Dr. Geißler verlangte die Chemotherapie. Dr. Zimper sprach auf sein Diktiergerät, dass sich der Vater einverstanden erklärt hätte. Ich nickte und geistig verabschiedete ich mich von Olivia und überreichte sie den Ärzten.
Ich war leer. Erika schloss mich in ihre Arme und gegenseitig versuchten wir uns einzureden, dass doch noch alles gut werden könnte, dass Olivia vielleicht auch so keine Chance gehabt hätte.
Es war zum Verzweifeln. Es wurde mir ein drittes Bett ins Zimmer gebracht.
So war’s in Malaga
Zeichnung Olivias
vom 26.07.1995 ins Tagebuch ihres Vaters
Bezirkshauptmannschaft, Tonbandprotokoll:
Es wurde von Dr. Heinz Zimper in Beisein von Primar Vanura, Dr. Geißler, Mag Miklautz, Dr. Rostovsky, Dr. Marcovich und mir aufgenommen. Es wurden die letzten CTs von Olivia betrachtet und festgestellt, dass sie frei von Metastasen sei. Vor allem Lunge und Gehirn wurden als metastasenfrei erklärt. Über die Leber wurde nichts erwähnt.
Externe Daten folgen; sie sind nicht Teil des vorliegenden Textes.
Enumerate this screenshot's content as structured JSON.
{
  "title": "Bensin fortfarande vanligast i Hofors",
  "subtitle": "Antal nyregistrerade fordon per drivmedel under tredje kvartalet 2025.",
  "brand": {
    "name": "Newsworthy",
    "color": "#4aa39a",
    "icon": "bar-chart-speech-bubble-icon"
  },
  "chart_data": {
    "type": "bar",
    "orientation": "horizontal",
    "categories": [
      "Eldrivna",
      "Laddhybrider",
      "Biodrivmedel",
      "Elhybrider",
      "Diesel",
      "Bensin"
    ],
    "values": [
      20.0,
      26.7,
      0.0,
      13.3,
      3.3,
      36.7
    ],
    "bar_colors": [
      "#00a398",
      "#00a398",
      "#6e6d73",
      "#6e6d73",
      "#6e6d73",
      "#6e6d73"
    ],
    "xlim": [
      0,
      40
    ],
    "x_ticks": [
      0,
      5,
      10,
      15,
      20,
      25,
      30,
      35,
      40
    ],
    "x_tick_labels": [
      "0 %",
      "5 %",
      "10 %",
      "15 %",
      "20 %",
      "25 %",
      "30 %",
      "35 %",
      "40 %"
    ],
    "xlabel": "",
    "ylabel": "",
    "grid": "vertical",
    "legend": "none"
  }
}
Meine Zustimmung zur Chemotherapie wurde so ausgelegt, dass ich nunmehr einsah, dass dies die einzige Hoffnung für Olivia sei. Innerhalb der nächsten 48 Stunden sollte mit der Therapie begonnen werden. Zwischenzeitlich wäre die Eingabe lebensrettender Medikamente notwendig.
Ich sah niemals in der Chemotherapie eine Chance für Olivia, vielmehr willigte ich ein, damit man uns nicht von unserer Tochter zwangsweise fernhielt. Ich wollte lediglich eine Zwangstherapie ohne unser Beisein verhindern!